KEY TAKEAWAYS
- The KRYSTAL-1 registrational phase II trial assessed the efficacy of adagrasib in previously treated KRASG12C -mutated NSCLC pts.
- The study’s primary endpoints were ORR, PFS, OS, safety, and exploratory correlative analyses.
- Adagrasib exhibits clinical activity and manageable tolerability in pts previously treated for KRASG12C-mutate NSCLC.

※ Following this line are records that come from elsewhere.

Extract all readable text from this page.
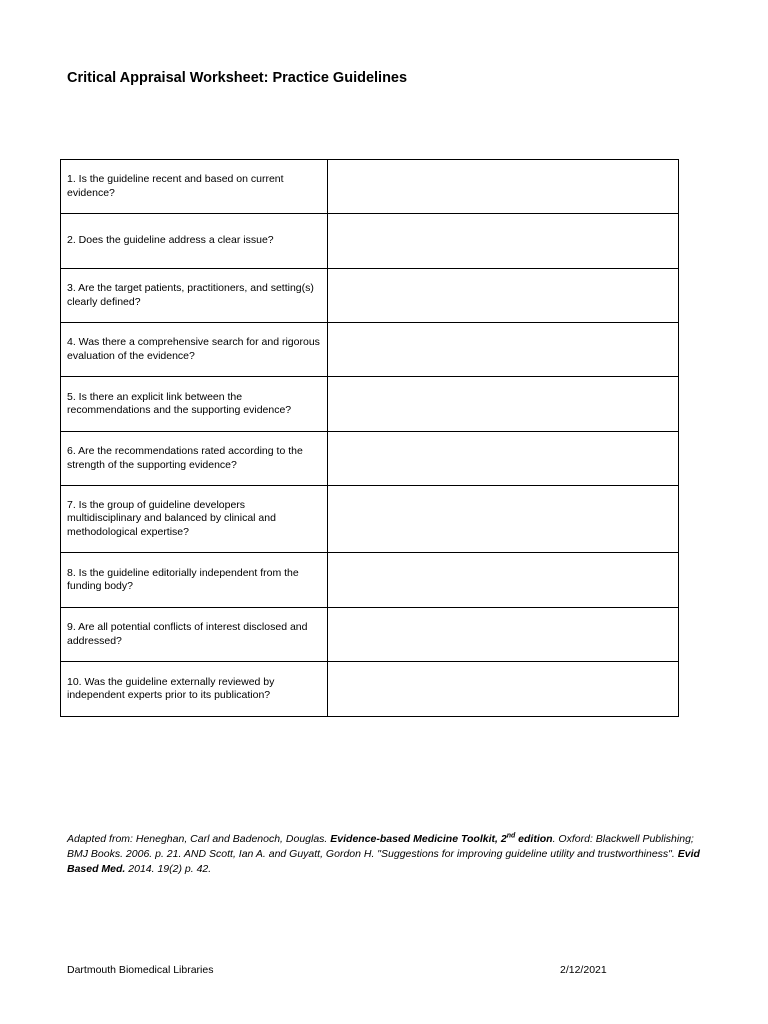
Critical Appraisal Worksheet: Practice Guidelines
1. Is the guideline recent and based on current evidence?	
2. Does the guideline address a clear issue?	
3. Are the target patients, practitioners, and setting(s) clearly defined?	
4. Was there a comprehensive search for and rigorous evaluation of the evidence?	
5. Is there an explicit link between the recommendations and the supporting evidence?	
6. Are the recommendations rated according to the strength of the supporting evidence?	
7. Is the group of guideline developers multidisciplinary and balanced by clinical and methodological expertise?	
8. Is the guideline editorially independent from the funding body?	
9. Are all potential conflicts of interest disclosed and addressed?	
10. Was the guideline externally reviewed by independent experts prior to its publication?	
Adapted from: Heneghan, Carl and Badenoch, Douglas. Evidence-based Medicine Toolkit, 2nd edition. Oxford: Blackwell Publishing; BMJ Books. 2006. p. 21. AND Scott, Ian A. and Guyatt, Gordon H. "Suggestions for improving guideline utility and trustworthiness". Evid Based Med. 2014. 19(2) p. 42.
Dartmouth Biomedical Libraries	2/12/2021
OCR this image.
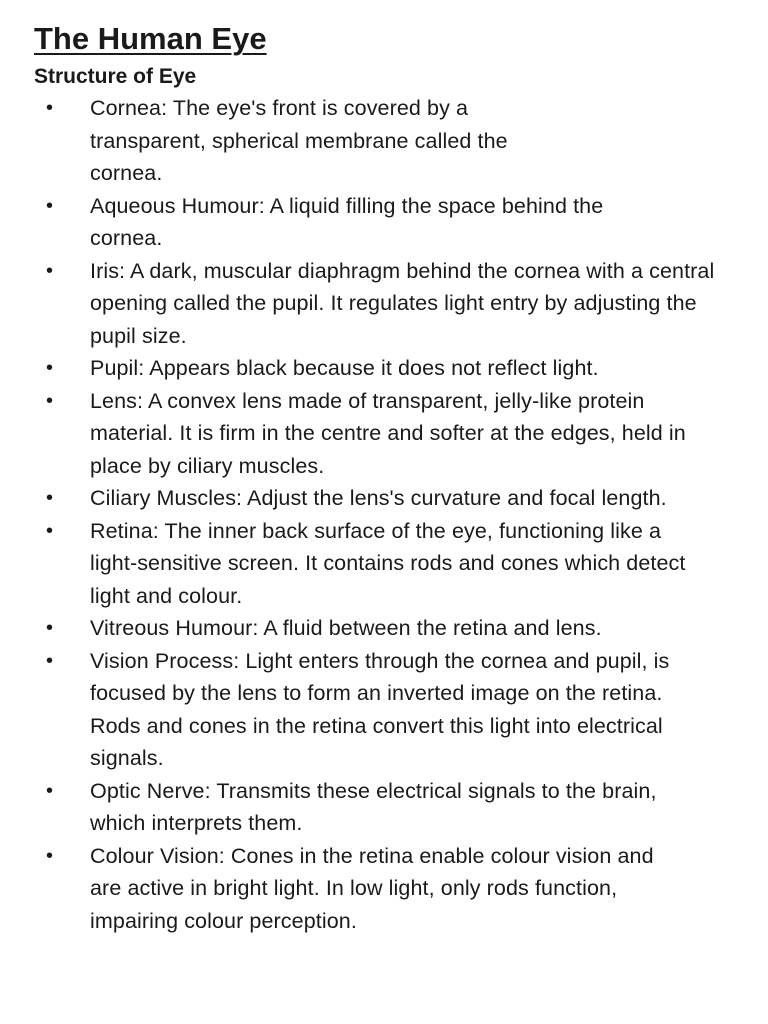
The Human Eye
Structure of Eye
• Cornea: The eye's front is covered by a transparent, spherical membrane called the cornea.
• Aqueous Humour: A liquid filling the space behind the cornea.
• Iris: A dark, muscular diaphragm behind the cornea with a central opening called the pupil. It regulates light entry by adjusting the pupil size.
• Pupil: Appears black because it does not reflect light.
• Lens: A convex lens made of transparent, jelly-like protein material. It is firm in the centre and softer at the edges, held in place by ciliary muscles.
• Ciliary Muscles: Adjust the lens's curvature and focal length.
• Retina: The inner back surface of the eye, functioning like a light-sensitive screen. It contains rods and cones which detect light and colour.
• Vitreous Humour: A fluid between the retina and lens.
• Vision Process: Light enters through the cornea and pupil, is focused by the lens to form an inverted image on the retina. Rods and cones in the retina convert this light into electrical signals.
• Optic Nerve: Transmits these electrical signals to the brain, which interprets them.
• Colour Vision: Cones in the retina enable colour vision and are active in bright light. In low light, only rods function, impairing colour perception.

This study assessed the efficacy of adagrasib (ada) 600 mg orally BID in previously treated KRASG12C -mutated NSCLC patients (pts), with a primary focus on objective response rate [ORR], progression-free survival [PFS], overall survival [OS], safety, and exploratory correlative analyses. The mutation allele frequency clearance (MAFC)-evaluable population, comprising pts with detectable circulating tumor (ct) DNA at baseline, cycle 2 day 1, and cycle 4 day 1 (C4D1), underwent an exploratory clinical response analysis. The KRASG12C ctDNA was quantified using a digital droplet polymerase chain reaction.
Based on data as of October 15, 2021, Cohort A included 116 pts with a median follow-up of 12.9 months. The median age of the pts was 64 years, and 56% were female. The median number of prior systemic therapies was 2. According to the blinded independent central review (BICR), the objective response rate (ORR) was 42.9%, and the disease control rate was 79.5%.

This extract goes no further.